Tante Ratih mengangguk-anggukkan kepalanya antusias. "Makasih, Dokter," ucap Tante Ratih sambil menatap Dokter Angga lekat.
"Itu sudah kewajiban saya sebagai seorang Dokter. Apalagi, Pak Ben adalah teman saya. Jadi, ini adalah hal yang sepantasnya saya lakukan untuk membantunya."
Setelah mengatakan itu, Dokter Angga undur diri. Sedang mata Aren, terus mengikuti Dokter Angga yang keluar ruangan bersama asistennya. Saat di ruangan itu sudah benar-benar hanya ada dirinya dan Tante Ratih, Aren tersenyum. "Aku kenapa?" tanya anak itu lirih.
Tante Ratih merengkuh tubuhnya. "Echa nggak apa-apa, cuma jatuh aja."
Aren meringis sakit saat kepalanya berkedut nyeri. "Pusing, Tante."
Tante Ratih mengelus surainya lembut. Menyusun pertanyaan-pertanyaan yang harus ia ajukan pada Echa agar tau seberapa parah amnesia yang dialaminya. "Echa inget Papa?" tanya Tante Ratih hati-hati.
"Echa siapa?"
Tante Ratih termenung. "E-Echa itu kamu."
Aren ber 'oh' saja. Meski dia tidak mengingat namanya, dia mengingat dengan jelas sosok Papanya. "Iyalah."
"Em..., Echa inget Mama?"
Aren mengernyit bingung lalu mengeleng.
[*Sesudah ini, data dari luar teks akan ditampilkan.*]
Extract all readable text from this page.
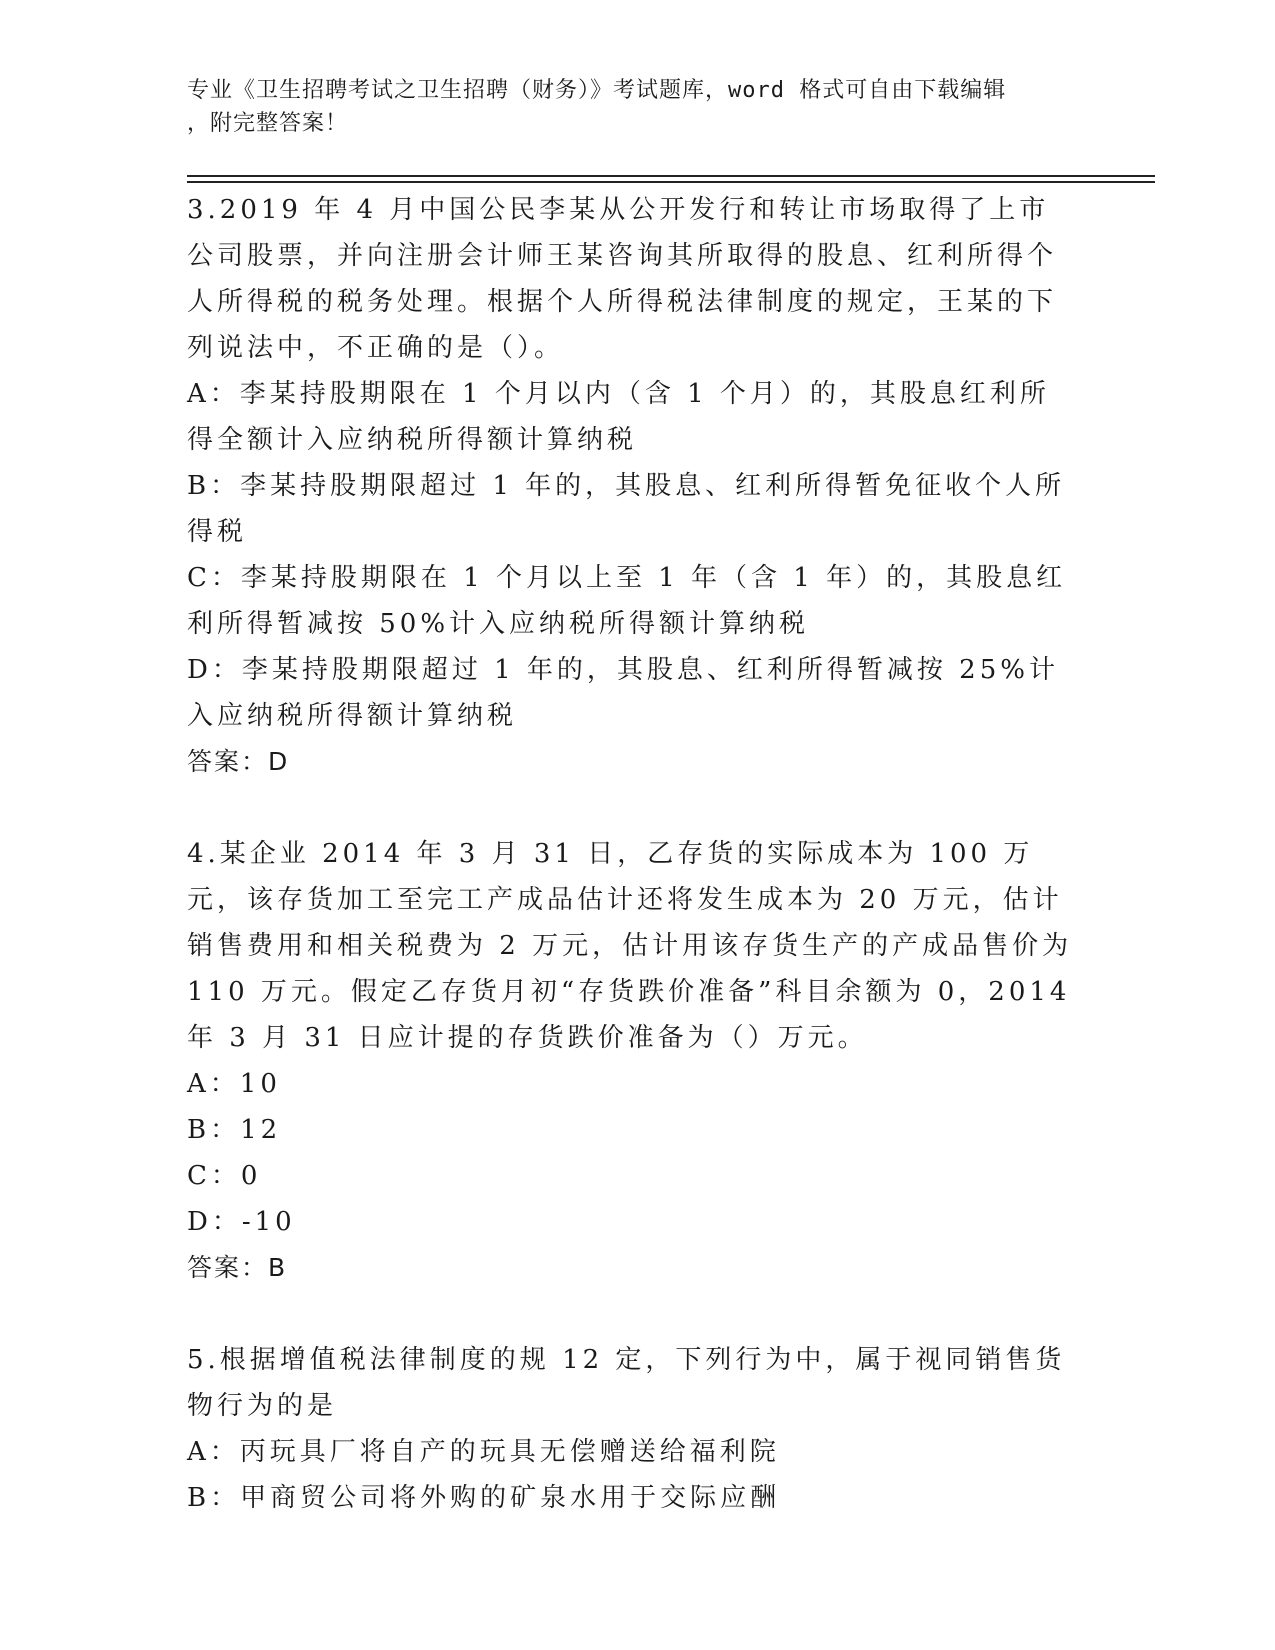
专业《卫生招聘考试之卫生招聘（财务）》考试题库，word 格式可自由下载编辑
，附完整答案！
3.2019 年 4 月中国公民李某从公开发行和转让市场取得了上市公司股票，并向注册会计师王某咨询其所取得的股息、红利所得个人所得税的税务处理。根据个人所得税法律制度的规定，王某的下列说法中，不正确的是（）。
A：李某持股期限在 1 个月以内（含 1 个月）的，其股息红利所得全额计入应纳税所得额计算纳税
B：李某持股期限超过 1 年的，其股息、红利所得暂免征收个人所得税
C：李某持股期限在 1 个月以上至 1 年（含 1 年）的，其股息红利所得暂减按 50%计入应纳税所得额计算纳税
D：李某持股期限超过 1 年的，其股息、红利所得暂减按 25%计入应纳税所得额计算纳税
答案：D
4.某企业 2014 年 3 月 31 日，乙存货的实际成本为 100 万元，该存货加工至完工产成品估计还将发生成本为 20 万元，估计销售费用和相关税费为 2 万元，估计用该存货生产的产成品售价为 110 万元。假定乙存货月初“存货跌价准备”科目余额为 0，2014 年 3 月 31 日应计提的存货跌价准备为（）万元。
A：10
B：12
C：0
D：-10
答案：B
5.根据增值税法律制度的规 12 定，下列行为中，属于视同销售货物行为的是
A：丙玩具厂将自产的玩具无偿赠送给福利院
B：甲商贸公司将外购的矿泉水用于交际应酬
Mamanya.... Dahi Aren berkerut dalam. "Mama Echa? Mama Echa-"
"Mama Echa meninggal waktu ngelahirin Echa. Echa nggak inget?"
Aren terdiam lalu menggeleng lagi. "Enggak." Dia benar-benar tidak bisa mengingat seperti apa sosok Mamanya.
Tante Ratih tersenyum kecil. Wanita itu mengusap-usap surainya lagi sambil menatapnya dalam, sedangkan Aren matanya terus memandang sekeliling. Papanya dan Kak Malvin ke mana? "Kak Malvin sama Papa mana? Tadi Echa kesundul mobil."
Tante Ratih tertawa renyah. Tapi, hanya berlangsung beberapa detik saja sebelum beberapa tetes air mata jatuh di pipinya. "Bukan tadi, tapi seminggu yang lalu."
Aren melolot. "Kok lama?"
Tante Ratih mengangguk kecil. Tangannya terulur untuk mencubit gemas pipi Aren. "Kamu keenakan tidur, sih."
Aren merengut. "Kak Malvin sama papa mana?" tanyanya lagi.
Tante Ratih mengusap kasar air matanya. "Papa lagi shalat. Kalau Kak Malvin di sini," kata Tante Ratih sambil menunjuk dada Aren.
Aren terdiam.
"Kak Malvin udah ketemu mama. Tapi hatinya ada di sini," tambah Tante Ratih mencoba membuat Echa mengerti.
"Echa nggak ngerti. Echa nggak paham."
"Apa yang Echa ngerti?"
Echa menggeleng lemah. "Echa cuma tahu Echa ketabrak mobil. Echa cuma inget punya Kakak yang namanya Malvin, punya Papa yang baik hati, punya Tante Ratih yang sering masakin omlet, dan Dokter Angga yang sering nyuntik Echa. Echa.... Nggak inget hal selain itu. Echa aja nggak tahu siapa Echa."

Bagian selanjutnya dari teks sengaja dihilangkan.